Avoid the common misconception that no tax is payable on the transfer of assets on death to beneficiaries under a Will
It is commonly assumed that no tax is payable on the transfer of assets on death to beneficiaries under a Will.
Unfortunately this is a common misconception in three particular cases, and can lead to large and unexpected tax liabilities, payable by the executors from estate assets.
If for example, a deceased leaves a share of the residue of his or her estate to a charity, and that charity does not have what is known as “deductible gift recipient” status, then any gains made by the Deceased on the assets bequeathed to the charity will be taxed in the deceased’s estate. This can significantly reduce the net assets available for distribution.
The same situation can also arise if the recipient under the Will is either the trustee of a superfund, or an individual who is a foreign resident, for example a child residing abroad.
Where this issue arises, Executors should take advice as to whether tax can be reduced, for example by giving specific assets to the charity, non-resident or superfund as the case may be.

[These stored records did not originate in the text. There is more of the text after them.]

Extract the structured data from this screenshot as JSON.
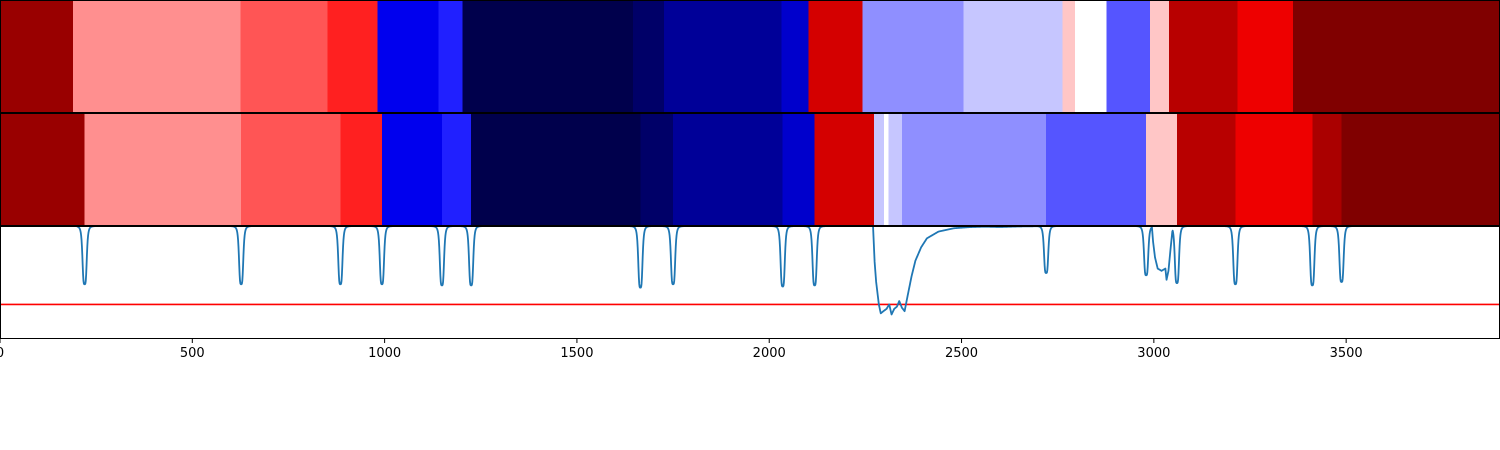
{
  "chart_data": {
    "type": "heatmap",
    "title": "",
    "xlabel": "",
    "ylabel": "",
    "xlim": [
      0,
      3900
    ],
    "grid": false,
    "legend": "none",
    "colormap": "seismic",
    "x_ticks": [
      0,
      500,
      1000,
      1500,
      2000,
      2500,
      3000,
      3500
    ],
    "x_tick_labels": [
      "0",
      "500",
      "1000",
      "1500",
      "2000",
      "2500",
      "3000",
      "3500"
    ],
    "rows": [
      {
        "segments": [
          {
            "start": 0,
            "end": 190,
            "color": "#990000"
          },
          {
            "start": 190,
            "end": 625,
            "color": "#ff8f8f"
          },
          {
            "start": 625,
            "end": 852,
            "color": "#ff5555"
          },
          {
            "start": 852,
            "end": 982,
            "color": "#ff2020"
          },
          {
            "start": 982,
            "end": 1140,
            "color": "#0000ee"
          },
          {
            "start": 1140,
            "end": 1202,
            "color": "#2020ff"
          },
          {
            "start": 1202,
            "end": 1646,
            "color": "#00004c"
          },
          {
            "start": 1646,
            "end": 1727,
            "color": "#000068"
          },
          {
            "start": 1727,
            "end": 2032,
            "color": "#000098"
          },
          {
            "start": 2032,
            "end": 2102,
            "color": "#0000cc"
          },
          {
            "start": 2102,
            "end": 2242,
            "color": "#d40000"
          },
          {
            "start": 2242,
            "end": 2505,
            "color": "#8f8fff"
          },
          {
            "start": 2505,
            "end": 2763,
            "color": "#c6c6ff"
          },
          {
            "start": 2763,
            "end": 2795,
            "color": "#ffc6c6"
          },
          {
            "start": 2795,
            "end": 2877,
            "color": "#ffffff"
          },
          {
            "start": 2877,
            "end": 2990,
            "color": "#5555ff"
          },
          {
            "start": 2990,
            "end": 3040,
            "color": "#ffc6c6"
          },
          {
            "start": 3040,
            "end": 3217,
            "color": "#b80000"
          },
          {
            "start": 3217,
            "end": 3362,
            "color": "#ee0000"
          },
          {
            "start": 3362,
            "end": 3900,
            "color": "#800000"
          }
        ]
      },
      {
        "segments": [
          {
            "start": 0,
            "end": 220,
            "color": "#990000"
          },
          {
            "start": 220,
            "end": 627,
            "color": "#ff8f8f"
          },
          {
            "start": 627,
            "end": 885,
            "color": "#ff5555"
          },
          {
            "start": 885,
            "end": 993,
            "color": "#ff2020"
          },
          {
            "start": 993,
            "end": 1149,
            "color": "#0000ee"
          },
          {
            "start": 1149,
            "end": 1225,
            "color": "#2020ff"
          },
          {
            "start": 1225,
            "end": 1665,
            "color": "#00004c"
          },
          {
            "start": 1665,
            "end": 1750,
            "color": "#000068"
          },
          {
            "start": 1750,
            "end": 2035,
            "color": "#000098"
          },
          {
            "start": 2035,
            "end": 2118,
            "color": "#0000cc"
          },
          {
            "start": 2118,
            "end": 2272,
            "color": "#d40000"
          },
          {
            "start": 2272,
            "end": 2298,
            "color": "#c6c6ff"
          },
          {
            "start": 2298,
            "end": 2310,
            "color": "#ffffff"
          },
          {
            "start": 2310,
            "end": 2345,
            "color": "#c6c6ff"
          },
          {
            "start": 2345,
            "end": 2720,
            "color": "#8f8fff"
          },
          {
            "start": 2720,
            "end": 2980,
            "color": "#5555ff"
          },
          {
            "start": 2980,
            "end": 3060,
            "color": "#ffc6c6"
          },
          {
            "start": 3060,
            "end": 3212,
            "color": "#b80000"
          },
          {
            "start": 3212,
            "end": 3412,
            "color": "#ee0000"
          },
          {
            "start": 3412,
            "end": 3488,
            "color": "#aa0000"
          },
          {
            "start": 3488,
            "end": 3900,
            "color": "#800000"
          }
        ]
      }
    ],
    "line_plot": {
      "color": "#1f77b4",
      "threshold": 0.3,
      "threshold_color": "#ff0000",
      "ylim": [
        0,
        1
      ],
      "baseline": 1.0,
      "dips": [
        {
          "x": 220,
          "depth": 0.48
        },
        {
          "x": 627,
          "depth": 0.48
        },
        {
          "x": 885,
          "depth": 0.48
        },
        {
          "x": 993,
          "depth": 0.48
        },
        {
          "x": 1149,
          "depth": 0.47
        },
        {
          "x": 1225,
          "depth": 0.47
        },
        {
          "x": 1665,
          "depth": 0.45
        },
        {
          "x": 1750,
          "depth": 0.48
        },
        {
          "x": 2035,
          "depth": 0.46
        },
        {
          "x": 2118,
          "depth": 0.47
        },
        {
          "x": 2720,
          "depth": 0.58
        },
        {
          "x": 2980,
          "depth": 0.56
        },
        {
          "x": 3060,
          "depth": 0.49
        },
        {
          "x": 3212,
          "depth": 0.48
        },
        {
          "x": 3412,
          "depth": 0.47
        },
        {
          "x": 3488,
          "depth": 0.5
        }
      ],
      "broad_feature": [
        [
          2270,
          0.99
        ],
        [
          2274,
          0.68
        ],
        [
          2278,
          0.5
        ],
        [
          2285,
          0.3
        ],
        [
          2290,
          0.22
        ],
        [
          2297,
          0.24
        ],
        [
          2305,
          0.26
        ],
        [
          2312,
          0.3
        ],
        [
          2318,
          0.21
        ],
        [
          2325,
          0.26
        ],
        [
          2332,
          0.28
        ],
        [
          2338,
          0.33
        ],
        [
          2345,
          0.27
        ],
        [
          2352,
          0.24
        ],
        [
          2360,
          0.38
        ],
        [
          2370,
          0.55
        ],
        [
          2380,
          0.69
        ],
        [
          2395,
          0.81
        ],
        [
          2410,
          0.89
        ],
        [
          2440,
          0.95
        ],
        [
          2480,
          0.98
        ],
        [
          2520,
          0.99
        ],
        [
          2560,
          0.994
        ],
        [
          2600,
          0.991
        ],
        [
          2650,
          0.996
        ],
        [
          2700,
          0.998
        ]
      ],
      "notch_feature": [
        [
          2995,
          0.99
        ],
        [
          2998,
          0.86
        ],
        [
          3003,
          0.72
        ],
        [
          3010,
          0.62
        ],
        [
          3020,
          0.6
        ],
        [
          3030,
          0.62
        ],
        [
          3033,
          0.52
        ],
        [
          3038,
          0.6
        ],
        [
          3043,
          0.78
        ],
        [
          3048,
          0.95
        ]
      ]
    }
  }
}
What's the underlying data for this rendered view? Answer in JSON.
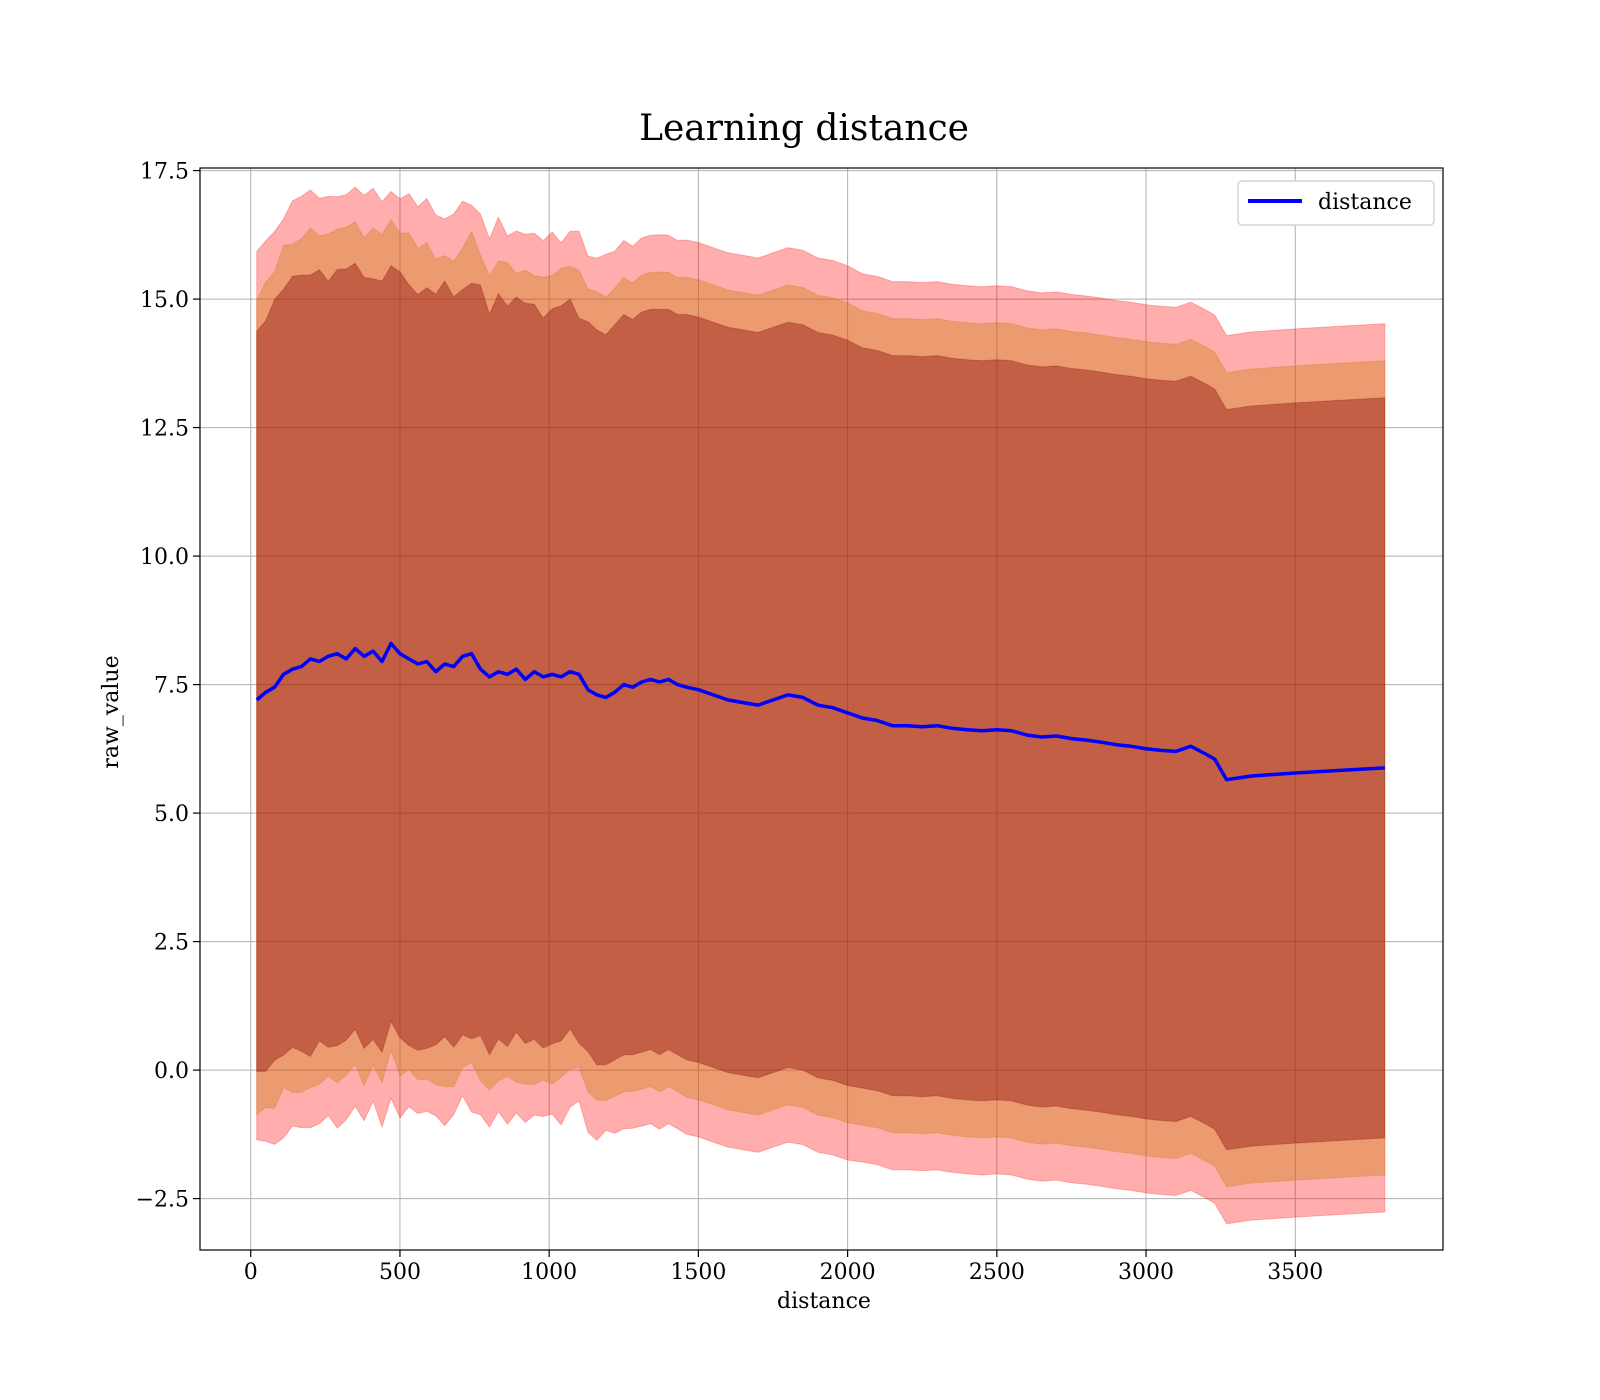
{
  "chart_data": {
    "type": "line",
    "title": "Learning distance",
    "xlabel": "distance",
    "ylabel": "raw_value",
    "xlim": [
      -170,
      3995
    ],
    "ylim": [
      -3.5,
      17.55
    ],
    "xticks": [
      0,
      500,
      1000,
      1500,
      2000,
      2500,
      3000,
      3500
    ],
    "xtick_labels": [
      "0",
      "500",
      "1000",
      "1500",
      "2000",
      "2500",
      "3000",
      "3500"
    ],
    "yticks": [
      -2.5,
      0.0,
      2.5,
      5.0,
      7.5,
      10.0,
      12.5,
      15.0,
      17.5
    ],
    "ytick_labels": [
      "−2.5",
      "0.0",
      "2.5",
      "5.0",
      "7.5",
      "10.0",
      "12.5",
      "15.0",
      "17.5"
    ],
    "grid": true,
    "legend": {
      "position": "top-right",
      "entries": [
        {
          "label": "distance",
          "color": "#0000ff"
        }
      ]
    },
    "colors": {
      "line": "#0000ff",
      "band": "#ff0000",
      "band_inner": "#800000",
      "band_middle": "#c87800"
    },
    "band_sigma_multipliers": [
      1.0,
      1.1,
      1.2
    ],
    "series": [
      {
        "name": "distance",
        "x": [
          20,
          50,
          80,
          110,
          140,
          170,
          200,
          230,
          260,
          290,
          320,
          350,
          380,
          410,
          440,
          470,
          500,
          530,
          560,
          590,
          620,
          650,
          680,
          710,
          740,
          770,
          800,
          830,
          860,
          890,
          920,
          950,
          980,
          1010,
          1040,
          1070,
          1100,
          1130,
          1160,
          1190,
          1220,
          1250,
          1280,
          1310,
          1340,
          1370,
          1400,
          1430,
          1460,
          1500,
          1550,
          1600,
          1650,
          1700,
          1750,
          1800,
          1850,
          1900,
          1950,
          2000,
          2050,
          2100,
          2150,
          2200,
          2250,
          2300,
          2350,
          2400,
          2450,
          2500,
          2550,
          2600,
          2650,
          2700,
          2750,
          2800,
          2850,
          2900,
          2950,
          3000,
          3050,
          3100,
          3150,
          3200,
          3230,
          3270,
          3350,
          3500,
          3650,
          3800
        ],
        "y": [
          7.2,
          7.35,
          7.45,
          7.7,
          7.8,
          7.85,
          8.0,
          7.95,
          8.05,
          8.1,
          8.0,
          8.2,
          8.05,
          8.15,
          7.95,
          8.3,
          8.1,
          8.0,
          7.9,
          7.95,
          7.75,
          7.9,
          7.85,
          8.05,
          8.1,
          7.8,
          7.65,
          7.75,
          7.7,
          7.8,
          7.6,
          7.75,
          7.65,
          7.7,
          7.65,
          7.75,
          7.7,
          7.4,
          7.3,
          7.25,
          7.35,
          7.5,
          7.45,
          7.55,
          7.6,
          7.55,
          7.6,
          7.5,
          7.45,
          7.4,
          7.3,
          7.2,
          7.15,
          7.1,
          7.2,
          7.3,
          7.25,
          7.1,
          7.05,
          6.95,
          6.85,
          6.8,
          6.7,
          6.7,
          6.68,
          6.7,
          6.65,
          6.62,
          6.6,
          6.62,
          6.6,
          6.52,
          6.48,
          6.5,
          6.45,
          6.42,
          6.38,
          6.33,
          6.3,
          6.25,
          6.22,
          6.2,
          6.3,
          6.15,
          6.05,
          5.65,
          5.72,
          5.78,
          5.83,
          5.88
        ],
        "std": [
          7.2,
          7.3,
          7.4,
          7.45,
          7.5,
          7.55,
          7.6,
          7.5,
          7.45,
          7.55,
          7.5,
          7.45,
          7.5,
          7.4,
          7.5,
          7.35,
          7.45,
          7.4,
          7.35,
          7.4,
          7.3,
          7.35,
          7.3,
          7.25,
          7.35,
          7.3,
          7.2,
          7.25,
          7.2,
          7.15,
          7.2,
          7.15,
          7.1,
          7.15,
          7.15,
          7.1,
          7.05,
          7.1,
          7.15,
          7.1,
          7.15,
          7.2,
          7.15,
          7.2,
          7.2,
          7.25,
          7.2,
          7.2,
          7.25,
          7.25,
          7.25,
          7.25,
          7.25,
          7.25,
          7.25,
          7.25,
          7.25,
          7.25,
          7.25,
          7.25,
          7.2,
          7.2,
          7.2,
          7.2,
          7.2,
          7.2,
          7.2,
          7.2,
          7.2,
          7.2,
          7.2,
          7.2,
          7.2,
          7.2,
          7.2,
          7.2,
          7.2,
          7.2,
          7.2,
          7.2,
          7.2,
          7.2,
          7.2,
          7.2,
          7.2,
          7.2,
          7.2,
          7.2,
          7.2,
          7.2
        ]
      }
    ]
  }
}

To avoid such issues arising to begin with, Charities should ensure they have deductible gift recipient status funds in place and bequest programs which advise donors to make testamentary gifts to such funds so as to maximise the amount receivable. Individuals should also be properly advised when making a Will on the unexpected tax which could reduce the estate in such circumstances.
This Alert is intended as general information only. It does not purport to be comprehensive advice or legal advice. Readers must seek professional advice before acting in relation to these matters.